I often ask my participants; “What makes a good speaker?”
I get replies which include;
- being self assured,
- comfortable in their own skin,
- good with eye contact,
- a speaker who respect the audience’s time (and thinking process),
- not overly slick,
- a sense of humility, keeps the ego in check!
- engages the audience - the speaker tells us some something new,
- the speaker is relaxed about recovering from making mistakes (rather than worried about making mistakes),
- they are conversational (and not formal),
- they have the ability to be present, in the moment and deal with what's happening in the room,
- good with pauses/silences, they use stories (often personal stories),
- and they are not scared to talk about failures or to reveal something important about themselves - what they are passionate about.
What they are really talking about is authenticity. They want the speaker to be comfortable being themselves.
And the audience want to be able to trust the speaker.
So then the advice that is often given to speakers is “just to be you”.
But the trouble is with that advice is that it involves being me. I don’t mean just be John Dawson, one of them is surely enough! I mean it involves being really ok being your version of “me” in front of others. And that ’s what gets in the way. Massively. People are really, really good at throwing obstacles in front of themselves. Over the years through working with 6000 people who are scared of public speaking I have seen really clear patterns emerge. Below is a list of how we sabotage ourselves. So I’m not saying all of this is true for you but it might be a good chunk.
The obstacles we put on ourselves around being “me":
- We put excessive pressures on ourselves (I’ve got to be…. inspirational, eloquent, dynamic, profound, perfect, someone else, I’ve got to perform, etc.). It’s too much pressure and that really doesn’t help.
- We don’t want people to see us fail in some way (go red, stutter, lose our place, shake)
- We talk to ourselves in really harsh terms (I’m terrible, I’m crap I’m not good enough, they will find me out). We wouldn’t talk to our friends like this.

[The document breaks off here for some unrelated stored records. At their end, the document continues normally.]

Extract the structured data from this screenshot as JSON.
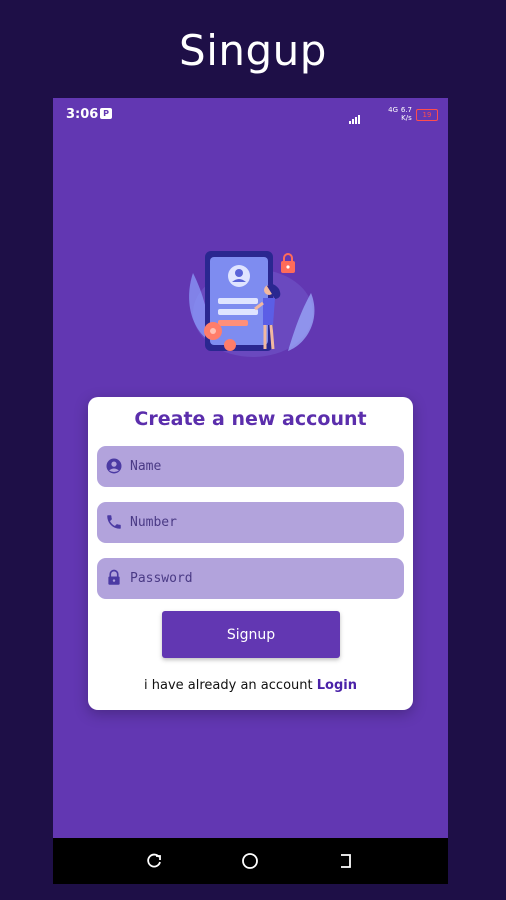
{
  "heading": "Singup",
  "status_bar": {
    "time": "3:06",
    "app_icon": "P",
    "network": "4G",
    "speed_value": "6.7",
    "speed_unit": "K/s",
    "battery": "19"
  },
  "card": {
    "title": "Create a new account",
    "fields": {
      "name": {
        "placeholder": "Name",
        "icon": "person-icon"
      },
      "number": {
        "placeholder": "Number",
        "icon": "phone-icon"
      },
      "password": {
        "placeholder": "Password",
        "icon": "lock-icon"
      }
    },
    "signup_label": "Signup",
    "login_prompt": "i have already an account",
    "login_link": "Login"
  },
  "nav": {
    "recent": "recent-apps-icon",
    "home": "home-icon",
    "back": "back-icon"
  },
  "colors": {
    "background": "#1e0f47",
    "screen": "#6237b2",
    "field": "#b2a3dc",
    "accent": "#5b2eac"
  }
}
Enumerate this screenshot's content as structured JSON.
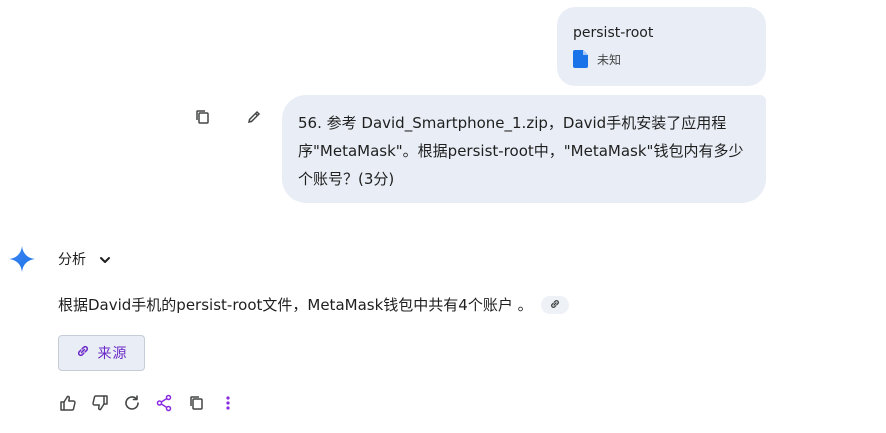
{
  "attachment": {
    "name": "persist-root",
    "type_label": "未知",
    "icon": "document-icon"
  },
  "user_message": {
    "text": "56. 参考 David_Smartphone_1.zip，David手机安装了应用程序\"MetaMask\"。根据persist-root中，\"MetaMask\"钱包内有多少个账号？(3分)",
    "actions": [
      "copy-icon",
      "edit-icon"
    ]
  },
  "response": {
    "avatar": "gemini-spark-icon",
    "analysis_label": "分析",
    "answer_text": "根据David手机的persist-root文件，MetaMask钱包中共有4个账户 。",
    "sources_label": "来源",
    "action_icons": [
      "thumbs-up-icon",
      "thumbs-down-icon",
      "regenerate-icon",
      "share-icon",
      "copy-icon",
      "more-vert-icon"
    ]
  },
  "colors": {
    "bubble_bg": "#e9eef6",
    "accent_purple": "#6b2ac9",
    "file_blue": "#1a73e8",
    "star_blue": "#3b82f6"
  }
}
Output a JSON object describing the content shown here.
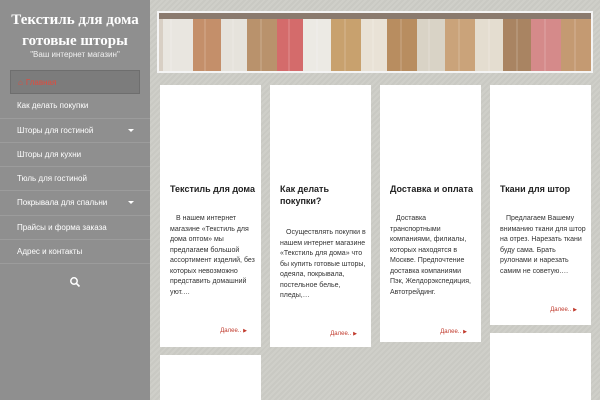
{
  "site": {
    "title_line1": "Текстиль для дома",
    "title_line2": "готовые шторы",
    "tagline": "\"Ваш интернет магазин\""
  },
  "menu": [
    {
      "label": "Главная",
      "active": true
    },
    {
      "label": "Как делать покупки",
      "active": false
    },
    {
      "label": "Шторы для гостиной",
      "active": false,
      "submenu": true
    },
    {
      "label": "Шторы для кухни",
      "active": false
    },
    {
      "label": "Тюль для гостиной",
      "active": false
    },
    {
      "label": "Покрывала для спальни",
      "active": false,
      "submenu": true
    },
    {
      "label": "Прайсы и форма заказа",
      "active": false
    },
    {
      "label": "Адрес и контакты",
      "active": false
    }
  ],
  "cards": [
    {
      "title": "Текстиль для дома",
      "text": "В нашем интернет магазине «Текстиль для дома оптом» мы предлагаем большой ассортимент изделий, без которых невозможно представить домашний уют.…",
      "more": "Далее.."
    },
    {
      "title": "Как делать покупки?",
      "text": "Осуществлять покупки в нашем интернет магазине «Текстиль для дома» что бы купить готовые шторы, одеяла, покрывала, постельное белье, пледы,…",
      "more": "Далее.."
    },
    {
      "title": "Доставка и оплата",
      "text": "Доставка транспортными компаниями, филиалы, которых находятся в Москве. Предпочтение доставка компаниями Пэк, Желдорэкспедиция, Автотрейдинг.",
      "more": "Далее.."
    },
    {
      "title": "Ткани для штор",
      "text": "Предлагаем Вашему вниманию ткани для штор на отрез. Нарезать ткани буду сама. Брать рулонами и нарезать самим не советую.…",
      "more": "Далее.."
    }
  ],
  "colors": {
    "accent": "#e14b3d",
    "sidebar": "#8f8f8f",
    "background": "#cfcfc9"
  }
}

- We think we know what the audience is thinking - and it’s all negative.
- We don’t like to be looked at.
- We let fear be a signal to stop rather than accepting it as a normal part of public speaking.
- We give ourselves a hard time about having a hard time
The work to do is to let go of these pressures (it's usually us doing it to us) and learn that you are enough. And learn just to BE in front of a room Yes, that needs some work but not that long, to be honest. I saw this process work really well last weekend on a two day course, although the self-talk can be tougher to work on and takes practice. (Learning to be kinder to ourselves is one of the biggest gifts we can give ourselves)
When people get around themselves and stop worrying about who they are, they emerge as authentic speakers. They start to take their place in the world without apologising for doing it. THEN you can then simply say to them “just be you" without them thinking "oh no."